In a statement, Sessions said: "I never met with any Russian officials to discuss issues of the campaign. I have no idea what this allegation is about. It is false."
The White House admits the meetings happened but claims Sessions did nothing wrong
But with US intelligence agencies, the Department of Justice, and four Congressional committees examining the Russia scandal, Democrats demanded that Sessions -- the Trump administration's top law enforcement official -- recuse himself from investigations, and for Congress to name an independent special investigator to oversee a broad probe.
"Given AG Sessions' false statements about contacts with Russian officials, we need a special counsel to investigate Trump associates' ties to Russia," said Democrat Senator Ron Wyden, a member of the Senate Intelligence Committee.
The Washington Post reported late Wednesday that Sessions -- formerly a senator who advised Trump's campaign on foreign policy and other issues -- met Ambassador Sergey Kislyak in July and September, just as accusations of Russian interference in the election were mounting.
Sessions, however, told his confirmation hearing at the Senate Judiciary Committee on January 10 that he did not know of contacts between Trump campaign members and Russia.
"I did not have communications with the Russians," he said under oath.
Calls to resign
Nancy Pelosi, the top Democrat in the Senate, called for Sessions to step down. "After lying under oath to Congress about his own communications with the Russian, the attorney general must resign," she said.
Democrat Elijah Cummings of the House of Representative's Oversight Committee echoed that call in a statement. "When Senator Sessions testified under oath that 'I did not have communications with the Russians,' his statement was demonstrably false, yet he let it stand for weeks," Cummings said. "Attorney General Sessions should resign immediately, and there is no longer any question that we need a truly independent commission to investigate this issue."
A White House official dubbed the latest report an "attack".
"This is the latest attack against the Trump administration by partisan Democrats," the official said.
"Sessions met with the ambassador in an official capacity as a member of the Senate Armed Services Committee, which is entirely consistent with his testimony."
Sessions was confirmed as attorney general on February 8, moving in place to oversee Justice Department and Federal Bureau of Investigation probes into the alleged communications between Trump campaign officials and Moscow.
The New York Times reported two weeks ago, citing US intelligence sources, that three campaign staff -- including campaign chief Paul Manafort -- had communicated with Russian intelligence officers.
The White House also labeled that report "false" and has accused Democrats, the media and the intelligence community of a political effort to undermine the Trump administration.
Three people have resigned from Trump's administration, also including his election campaign, amid revelations of their connections to Russia.
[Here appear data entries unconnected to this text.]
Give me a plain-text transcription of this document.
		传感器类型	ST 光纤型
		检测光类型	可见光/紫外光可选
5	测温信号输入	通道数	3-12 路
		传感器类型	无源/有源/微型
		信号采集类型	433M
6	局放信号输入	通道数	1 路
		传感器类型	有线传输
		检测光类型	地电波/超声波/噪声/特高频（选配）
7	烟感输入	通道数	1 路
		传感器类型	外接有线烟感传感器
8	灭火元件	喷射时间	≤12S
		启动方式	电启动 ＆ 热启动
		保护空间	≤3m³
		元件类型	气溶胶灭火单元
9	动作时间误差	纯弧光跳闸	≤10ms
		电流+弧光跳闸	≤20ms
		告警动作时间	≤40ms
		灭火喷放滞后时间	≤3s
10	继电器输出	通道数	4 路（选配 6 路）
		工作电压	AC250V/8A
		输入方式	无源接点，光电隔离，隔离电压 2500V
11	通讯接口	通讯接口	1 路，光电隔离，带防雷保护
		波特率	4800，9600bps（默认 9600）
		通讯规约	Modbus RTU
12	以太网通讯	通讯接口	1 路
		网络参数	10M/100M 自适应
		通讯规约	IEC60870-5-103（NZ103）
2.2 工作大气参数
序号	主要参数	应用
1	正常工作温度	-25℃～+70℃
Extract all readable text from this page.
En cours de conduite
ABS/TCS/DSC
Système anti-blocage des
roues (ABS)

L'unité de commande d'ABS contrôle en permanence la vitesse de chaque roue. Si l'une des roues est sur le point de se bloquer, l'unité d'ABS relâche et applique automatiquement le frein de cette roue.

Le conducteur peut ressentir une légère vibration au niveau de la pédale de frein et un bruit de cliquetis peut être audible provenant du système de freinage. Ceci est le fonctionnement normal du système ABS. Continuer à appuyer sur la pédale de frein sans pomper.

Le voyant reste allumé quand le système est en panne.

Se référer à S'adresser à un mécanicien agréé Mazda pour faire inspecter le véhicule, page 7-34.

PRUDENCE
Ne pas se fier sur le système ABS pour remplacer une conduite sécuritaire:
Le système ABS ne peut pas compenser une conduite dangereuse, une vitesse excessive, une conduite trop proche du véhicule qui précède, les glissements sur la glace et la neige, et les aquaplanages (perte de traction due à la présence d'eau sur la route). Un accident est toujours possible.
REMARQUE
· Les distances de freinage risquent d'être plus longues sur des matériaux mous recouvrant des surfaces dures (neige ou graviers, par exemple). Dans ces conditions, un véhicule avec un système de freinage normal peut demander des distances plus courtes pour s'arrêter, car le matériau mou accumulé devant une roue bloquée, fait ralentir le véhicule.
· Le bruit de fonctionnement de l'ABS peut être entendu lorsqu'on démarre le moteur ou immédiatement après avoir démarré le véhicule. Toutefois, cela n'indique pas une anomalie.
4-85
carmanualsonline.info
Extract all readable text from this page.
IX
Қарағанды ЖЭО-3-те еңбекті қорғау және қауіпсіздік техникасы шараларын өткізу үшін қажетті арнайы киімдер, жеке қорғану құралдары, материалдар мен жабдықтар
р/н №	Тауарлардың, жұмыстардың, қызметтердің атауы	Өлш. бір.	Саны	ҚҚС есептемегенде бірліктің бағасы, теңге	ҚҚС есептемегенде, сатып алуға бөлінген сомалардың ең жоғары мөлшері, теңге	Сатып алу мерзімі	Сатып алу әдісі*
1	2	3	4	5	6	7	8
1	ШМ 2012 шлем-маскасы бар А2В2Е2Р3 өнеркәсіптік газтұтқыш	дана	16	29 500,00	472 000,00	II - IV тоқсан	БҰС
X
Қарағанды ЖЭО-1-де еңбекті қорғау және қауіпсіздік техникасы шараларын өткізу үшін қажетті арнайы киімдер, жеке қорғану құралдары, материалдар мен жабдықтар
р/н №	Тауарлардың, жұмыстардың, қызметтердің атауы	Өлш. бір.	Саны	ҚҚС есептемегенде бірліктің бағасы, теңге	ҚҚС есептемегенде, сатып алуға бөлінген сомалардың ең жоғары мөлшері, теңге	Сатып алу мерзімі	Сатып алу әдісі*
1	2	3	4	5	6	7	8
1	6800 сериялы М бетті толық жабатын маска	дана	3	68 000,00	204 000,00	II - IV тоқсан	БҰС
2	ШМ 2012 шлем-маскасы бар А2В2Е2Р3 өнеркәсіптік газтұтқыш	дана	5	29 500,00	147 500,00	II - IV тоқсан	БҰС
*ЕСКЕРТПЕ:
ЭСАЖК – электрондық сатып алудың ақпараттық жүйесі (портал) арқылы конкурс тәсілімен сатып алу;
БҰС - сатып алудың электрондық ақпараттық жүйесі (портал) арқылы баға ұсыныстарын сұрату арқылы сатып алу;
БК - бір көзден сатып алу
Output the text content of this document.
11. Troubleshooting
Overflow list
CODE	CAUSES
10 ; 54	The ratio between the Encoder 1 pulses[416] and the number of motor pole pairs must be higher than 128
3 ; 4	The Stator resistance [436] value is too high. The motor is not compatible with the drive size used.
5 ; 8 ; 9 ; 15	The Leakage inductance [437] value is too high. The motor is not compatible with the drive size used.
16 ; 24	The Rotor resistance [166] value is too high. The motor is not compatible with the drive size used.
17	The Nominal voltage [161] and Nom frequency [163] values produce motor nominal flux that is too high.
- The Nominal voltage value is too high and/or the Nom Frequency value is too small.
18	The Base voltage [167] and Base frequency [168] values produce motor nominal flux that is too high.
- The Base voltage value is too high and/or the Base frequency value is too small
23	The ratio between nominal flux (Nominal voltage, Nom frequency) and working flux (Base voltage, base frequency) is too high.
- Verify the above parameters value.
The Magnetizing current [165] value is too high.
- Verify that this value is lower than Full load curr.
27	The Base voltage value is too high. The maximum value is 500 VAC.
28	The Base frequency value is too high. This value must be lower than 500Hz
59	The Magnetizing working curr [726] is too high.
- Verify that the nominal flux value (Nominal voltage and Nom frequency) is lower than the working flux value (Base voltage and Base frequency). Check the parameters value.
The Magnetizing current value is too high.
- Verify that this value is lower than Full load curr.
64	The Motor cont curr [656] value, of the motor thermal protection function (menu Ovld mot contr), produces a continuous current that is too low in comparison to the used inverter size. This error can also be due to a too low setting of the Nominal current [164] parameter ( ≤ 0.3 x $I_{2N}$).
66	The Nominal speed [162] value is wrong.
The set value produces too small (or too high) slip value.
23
The most recent was Michael Flynn, Trump's pick to head national security, who resigned after it became public knowledge that he spoke to the Russian ambassador about US sanctions against Russia, then lied about it. During the 2016 election, Manafort resigned, as mentioned above. And so did another Trump aide, Carter Page, after his connections to Russia came to light.
The Washington Post report emerged as Democrats had begun warning the White House and Republican lawmakers against trying to shut down any investigations of alleged Russian interference.
The warnings came after Trump's staff sought to enlist the FBI, reportedly the CIA and two Republicans who head committees leading the Russia investigations, to knock down media reports on the alleged links.
US intelligence chiefs announced in December that they had concluded that Russian President Vladimir Putin was behind a hacking and misinformation campaign to hurt Clinton and boost Trump's chances to win the November 8 presidential election.
But they have not made their evidence public, and the Kremlin denies it.